A sursis é instituto previsto no Código Penal que difere substancialmente da transação penal. Com efeito, inicia-se a comparação com o fato de a suspensão da pena dar-se na prévia da execução da efetiva condenação do acusado. Aqui já temos um indivíduo condenado e sujeito a todos os efeitos condenatórios, mas que poderá deixar de sofrer os efeitos físicos da pena (o efetivo encarceramento) caso satisfaça a certas condições legais em um período de prova. Ao fim deste período, caso não ocorra a revogação do benefício, a pena será considerada extinta, mas os seus efeitos permanecem, diferente do que ocorre na transação penal, pois sequer há condenação ou processo findo.

Referências

LIMA, Renato Brasileiro de. Legislação criminal especial comentada. Salvador: JusPodivm, 2016.

Questões

(MPEPR – Promotor Substituto – 2017) Sobre a transação penal proposta pelo Ministério Público, assinale a alternativa incorreta:

a) Não gera ao autor do fato a obrigação de indenizar.
b) Em delito de ação penal pública, seja incondicionada ou condicionada, acaso descumprida a transação, pode o Ministério Público requerer a intimação do autor do fato para apresentar justificativa.
c) A homologação do acordo civil em audiência preliminar é óbice para a proposta de transação em crime de ação penal pública, seja ela condicionada ou incondicionada.
d) Cumprida as condições da transação, decreta-se a extinção da punibilidade.
e) Tratando-se de crime de ação penal pública condicionada à representação, esta é imprescindível para que a proposta seja feita.

 

(CESPE – TJPR – Juiz Substituto – 2017): Acerca da transação penal no juizado especial, assinale a opção correta.

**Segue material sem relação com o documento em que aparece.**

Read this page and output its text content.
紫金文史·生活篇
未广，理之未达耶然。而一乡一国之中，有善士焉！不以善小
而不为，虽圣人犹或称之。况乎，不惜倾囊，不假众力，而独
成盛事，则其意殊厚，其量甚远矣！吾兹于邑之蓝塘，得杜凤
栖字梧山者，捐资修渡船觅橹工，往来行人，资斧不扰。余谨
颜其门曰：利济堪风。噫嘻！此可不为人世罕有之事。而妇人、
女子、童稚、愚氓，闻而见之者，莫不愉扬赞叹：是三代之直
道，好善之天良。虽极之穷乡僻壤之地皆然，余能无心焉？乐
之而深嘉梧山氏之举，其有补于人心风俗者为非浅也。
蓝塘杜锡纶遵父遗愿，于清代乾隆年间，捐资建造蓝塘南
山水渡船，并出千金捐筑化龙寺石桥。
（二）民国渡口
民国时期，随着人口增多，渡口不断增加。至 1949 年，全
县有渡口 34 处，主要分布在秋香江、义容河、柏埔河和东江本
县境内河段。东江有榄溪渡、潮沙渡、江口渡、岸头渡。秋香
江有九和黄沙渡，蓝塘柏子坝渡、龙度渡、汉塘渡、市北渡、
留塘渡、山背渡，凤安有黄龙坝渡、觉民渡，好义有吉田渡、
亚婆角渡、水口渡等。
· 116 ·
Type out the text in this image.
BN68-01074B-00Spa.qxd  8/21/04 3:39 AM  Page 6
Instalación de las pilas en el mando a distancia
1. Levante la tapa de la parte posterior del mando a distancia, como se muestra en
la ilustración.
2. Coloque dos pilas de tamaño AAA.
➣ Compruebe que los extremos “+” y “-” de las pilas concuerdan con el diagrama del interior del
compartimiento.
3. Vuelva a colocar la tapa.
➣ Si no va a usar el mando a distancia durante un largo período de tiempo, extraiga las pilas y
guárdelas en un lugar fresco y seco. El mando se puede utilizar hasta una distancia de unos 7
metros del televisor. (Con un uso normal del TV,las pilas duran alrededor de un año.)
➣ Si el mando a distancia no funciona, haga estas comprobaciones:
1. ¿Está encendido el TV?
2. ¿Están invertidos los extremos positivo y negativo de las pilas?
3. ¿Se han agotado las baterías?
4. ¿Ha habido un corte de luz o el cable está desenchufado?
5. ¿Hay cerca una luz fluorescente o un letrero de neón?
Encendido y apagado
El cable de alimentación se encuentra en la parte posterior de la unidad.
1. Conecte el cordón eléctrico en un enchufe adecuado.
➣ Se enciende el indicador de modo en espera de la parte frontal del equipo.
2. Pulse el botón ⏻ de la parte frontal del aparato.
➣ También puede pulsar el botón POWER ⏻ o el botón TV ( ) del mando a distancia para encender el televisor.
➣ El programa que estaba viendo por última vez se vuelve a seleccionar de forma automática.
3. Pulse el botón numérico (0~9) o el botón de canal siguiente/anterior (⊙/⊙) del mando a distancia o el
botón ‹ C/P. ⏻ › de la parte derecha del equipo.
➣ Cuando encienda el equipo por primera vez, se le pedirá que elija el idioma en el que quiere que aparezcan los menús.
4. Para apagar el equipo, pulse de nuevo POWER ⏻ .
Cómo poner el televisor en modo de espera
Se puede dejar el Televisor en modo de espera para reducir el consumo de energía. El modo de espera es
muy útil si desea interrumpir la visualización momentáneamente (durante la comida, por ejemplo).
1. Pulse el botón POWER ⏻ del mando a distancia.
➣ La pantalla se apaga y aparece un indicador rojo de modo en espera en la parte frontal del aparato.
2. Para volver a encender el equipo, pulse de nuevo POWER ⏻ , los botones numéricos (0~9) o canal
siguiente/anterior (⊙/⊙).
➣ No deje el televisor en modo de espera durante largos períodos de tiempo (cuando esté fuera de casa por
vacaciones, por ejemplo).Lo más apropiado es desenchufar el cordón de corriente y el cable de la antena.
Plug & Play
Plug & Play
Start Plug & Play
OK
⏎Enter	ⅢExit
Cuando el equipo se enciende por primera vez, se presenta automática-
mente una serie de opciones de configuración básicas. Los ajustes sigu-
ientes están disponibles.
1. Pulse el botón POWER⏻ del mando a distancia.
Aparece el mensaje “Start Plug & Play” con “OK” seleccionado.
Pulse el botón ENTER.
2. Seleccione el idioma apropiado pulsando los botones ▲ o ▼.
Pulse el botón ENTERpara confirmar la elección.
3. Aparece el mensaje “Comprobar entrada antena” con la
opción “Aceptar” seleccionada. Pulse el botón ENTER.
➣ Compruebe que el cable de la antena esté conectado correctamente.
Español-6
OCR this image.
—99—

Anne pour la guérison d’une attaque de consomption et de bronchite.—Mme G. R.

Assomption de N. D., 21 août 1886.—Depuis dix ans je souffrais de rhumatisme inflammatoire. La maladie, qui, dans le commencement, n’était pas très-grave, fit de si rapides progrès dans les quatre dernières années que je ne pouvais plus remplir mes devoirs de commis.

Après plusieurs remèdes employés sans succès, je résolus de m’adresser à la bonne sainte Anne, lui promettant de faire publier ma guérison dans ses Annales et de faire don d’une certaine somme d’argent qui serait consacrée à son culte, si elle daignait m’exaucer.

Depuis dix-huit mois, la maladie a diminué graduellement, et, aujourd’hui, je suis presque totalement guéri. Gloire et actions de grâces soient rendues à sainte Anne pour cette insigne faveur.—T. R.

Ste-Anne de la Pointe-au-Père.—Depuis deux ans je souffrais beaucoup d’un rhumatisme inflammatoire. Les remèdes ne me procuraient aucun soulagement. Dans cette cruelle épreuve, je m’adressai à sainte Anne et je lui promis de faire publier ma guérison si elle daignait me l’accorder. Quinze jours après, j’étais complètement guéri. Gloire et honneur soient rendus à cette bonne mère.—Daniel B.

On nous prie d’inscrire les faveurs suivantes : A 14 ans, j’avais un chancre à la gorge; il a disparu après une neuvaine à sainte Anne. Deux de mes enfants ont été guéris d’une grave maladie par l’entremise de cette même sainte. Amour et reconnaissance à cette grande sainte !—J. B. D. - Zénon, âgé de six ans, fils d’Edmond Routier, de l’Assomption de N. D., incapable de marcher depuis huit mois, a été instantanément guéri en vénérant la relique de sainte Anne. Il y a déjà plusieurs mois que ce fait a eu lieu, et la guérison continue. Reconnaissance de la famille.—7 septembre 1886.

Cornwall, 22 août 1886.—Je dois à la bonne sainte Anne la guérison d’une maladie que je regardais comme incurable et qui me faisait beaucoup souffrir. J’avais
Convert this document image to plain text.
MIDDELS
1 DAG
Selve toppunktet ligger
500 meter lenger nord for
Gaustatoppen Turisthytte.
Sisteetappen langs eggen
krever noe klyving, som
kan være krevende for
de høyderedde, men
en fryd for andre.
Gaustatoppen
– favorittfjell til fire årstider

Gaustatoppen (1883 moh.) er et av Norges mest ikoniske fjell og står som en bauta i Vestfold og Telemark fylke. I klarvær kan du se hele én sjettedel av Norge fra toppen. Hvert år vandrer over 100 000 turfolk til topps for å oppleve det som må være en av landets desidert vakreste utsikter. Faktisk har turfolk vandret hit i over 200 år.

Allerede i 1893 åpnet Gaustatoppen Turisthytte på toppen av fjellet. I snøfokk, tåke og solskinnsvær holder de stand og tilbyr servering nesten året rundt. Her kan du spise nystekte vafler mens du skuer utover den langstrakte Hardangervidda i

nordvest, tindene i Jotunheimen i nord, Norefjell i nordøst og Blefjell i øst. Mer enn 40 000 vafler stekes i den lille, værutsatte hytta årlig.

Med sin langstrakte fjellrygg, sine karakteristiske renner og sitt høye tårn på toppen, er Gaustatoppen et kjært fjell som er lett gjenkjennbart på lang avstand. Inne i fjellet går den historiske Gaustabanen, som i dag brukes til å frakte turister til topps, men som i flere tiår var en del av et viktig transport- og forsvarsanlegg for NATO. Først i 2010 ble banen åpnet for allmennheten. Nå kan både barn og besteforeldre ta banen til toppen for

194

a) O descumprimento de transação penal homologada não impede a extinção da punibilidade pela prescrição da pretensão punitiva.
b) Haverá óbice à proposta de transação de pena restritiva de direitos quando o tipo em abstrato só comportar pena de multa.
c) A proposta de transação penal pelo MP exige o comparecimento da vítima à audiência preliminar.
d) A proposta de transação penal por carta precatória fere o princípio da oralidade.

 

(VUNESP – TJSP – Juiz Substituto – 2015): A sentença de transação penal, nos termos do artigo 76, parágrafo 5º , da Lei nº 9.099/95, tem as seguintes características:

a) tem natureza homologatória e não faz coisa julgada material.
b) tem natureza condenatória e gera eficácia de coisa julgada apenas material.
c) possui natureza condenatória e gera eficácia de coisa julgada formal e material.
d) possui natureza absolutória e não faz coisa julgada formal e material.

 

(FCC – Assembleia Legislativa do MS – Consultor de Processo Legislativo – 2016) À luz da Lei n° 9.099/95, presentes os demais requisitos legais necessários, poderá ser beneficiado com a transação penal:

a) Ricardo, que cometeu crime de sequestro e cárcere privado, com pena prevista de 1 a 3 anos de reclusão.
b) Moisés, que cometeu crime de contrabando, com pena prevista de 2 a 5 anos de reclusão.
c) Talita, que cometeu crime de estelionato, com pena prevista de 1 a 5 anos de reclusão.
d) Manoel, que cometeu crime de resistência, com pena prevista de 6 meses a 2 anos de detenção.
e) Paulo, que cometeu crime de ordenação de despesa não autorizada, com pena prevista de 1 a 4 anos de reclusão.